Why does the brain allow itself to be mysterious?  Allow this fantasy of body/soul separation?  What is gained by the dichotomy?  This tumor of an organ above the rest, wired for survival, does it fool itself into wondering if death can be skipped over?  All evidence to the contrary.  Thought is immaterial.  Could it be immortal, too?  But how could thought survive without a brain to think it?  On another plane, of course, as soul.  There is comfort in this fantasy, not bodily comfort, of another type.

So, soul is born.  As real as an imaginary friend.  If only it had remained so simple, so personal.  The next thing you know, everybody, every animate thing (& why stop there?) has a soul.  Is it an essence?  Some sort of quality?  Spirit?  What is that?  It can be whatever you project into it.  It could be a ghost.  It might end up tortured, feeling (physical?) pain forever.  Maybe it is Mom waiting for you in heaven.  There is even an All Souls Day (confused as Halloween) when everyone gets to play. 

Soul is a vaguery for good reason, because soul does not exist.  There is no such thing.  A spiritual placebo, an empty catchall of lazy language.  Whenever it is used, a better, more focused and appropriate term is available.  Many languages have no word for it at all, no concept of it.  We are not isolate corpus and spiritus.  We are just one.  We die as one.  Get over soul.  Integrate yourself.

The Weather at 6

 

Weather measured by how many million people affected?

 How strange, how unscientific, how species-centric,

 like giving big storms peoples’ names—You rate!

 Why not pets’ names—Rover or Spot, Bossie or Butch?

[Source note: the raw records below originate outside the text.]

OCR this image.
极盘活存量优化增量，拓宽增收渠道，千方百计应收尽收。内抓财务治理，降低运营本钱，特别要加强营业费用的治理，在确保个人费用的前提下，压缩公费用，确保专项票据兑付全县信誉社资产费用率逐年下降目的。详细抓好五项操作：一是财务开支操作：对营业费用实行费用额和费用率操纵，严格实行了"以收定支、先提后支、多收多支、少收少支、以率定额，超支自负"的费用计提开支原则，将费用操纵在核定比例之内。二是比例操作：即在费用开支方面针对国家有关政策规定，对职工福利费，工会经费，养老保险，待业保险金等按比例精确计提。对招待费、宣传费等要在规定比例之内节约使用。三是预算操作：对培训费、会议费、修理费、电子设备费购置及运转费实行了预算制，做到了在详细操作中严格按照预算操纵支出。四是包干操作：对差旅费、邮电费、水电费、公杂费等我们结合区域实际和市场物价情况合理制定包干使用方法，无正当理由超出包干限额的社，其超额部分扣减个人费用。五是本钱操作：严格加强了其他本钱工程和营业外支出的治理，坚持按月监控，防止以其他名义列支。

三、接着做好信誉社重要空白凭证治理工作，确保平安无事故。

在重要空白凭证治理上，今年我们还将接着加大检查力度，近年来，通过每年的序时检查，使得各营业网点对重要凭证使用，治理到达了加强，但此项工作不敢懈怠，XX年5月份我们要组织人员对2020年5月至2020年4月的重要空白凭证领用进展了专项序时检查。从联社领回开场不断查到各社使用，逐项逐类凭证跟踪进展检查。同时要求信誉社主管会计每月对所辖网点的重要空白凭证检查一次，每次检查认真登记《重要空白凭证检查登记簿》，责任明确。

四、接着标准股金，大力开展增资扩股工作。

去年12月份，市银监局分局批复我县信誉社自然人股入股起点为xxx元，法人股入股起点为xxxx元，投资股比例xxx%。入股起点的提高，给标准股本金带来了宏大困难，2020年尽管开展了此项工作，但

 We do not have a storm god, but we name all his children.

*

The weather girl in front of her map wore a short skirt

and a top that predicted a warm front passing through.

She was speaking in Spanish, so he put her on mute.

All this naming of stuff is pretty presumptuous, isn’t it?

Naming rights ownership. She was unnatural on camera.

*

There was a cat somewhere in the apartment, he knew it.

He hated cats.  They did not care about the weather or

anything else.  She had said it was clear.  It was raining.

She didn’t know how to hold her shoulders and be shy.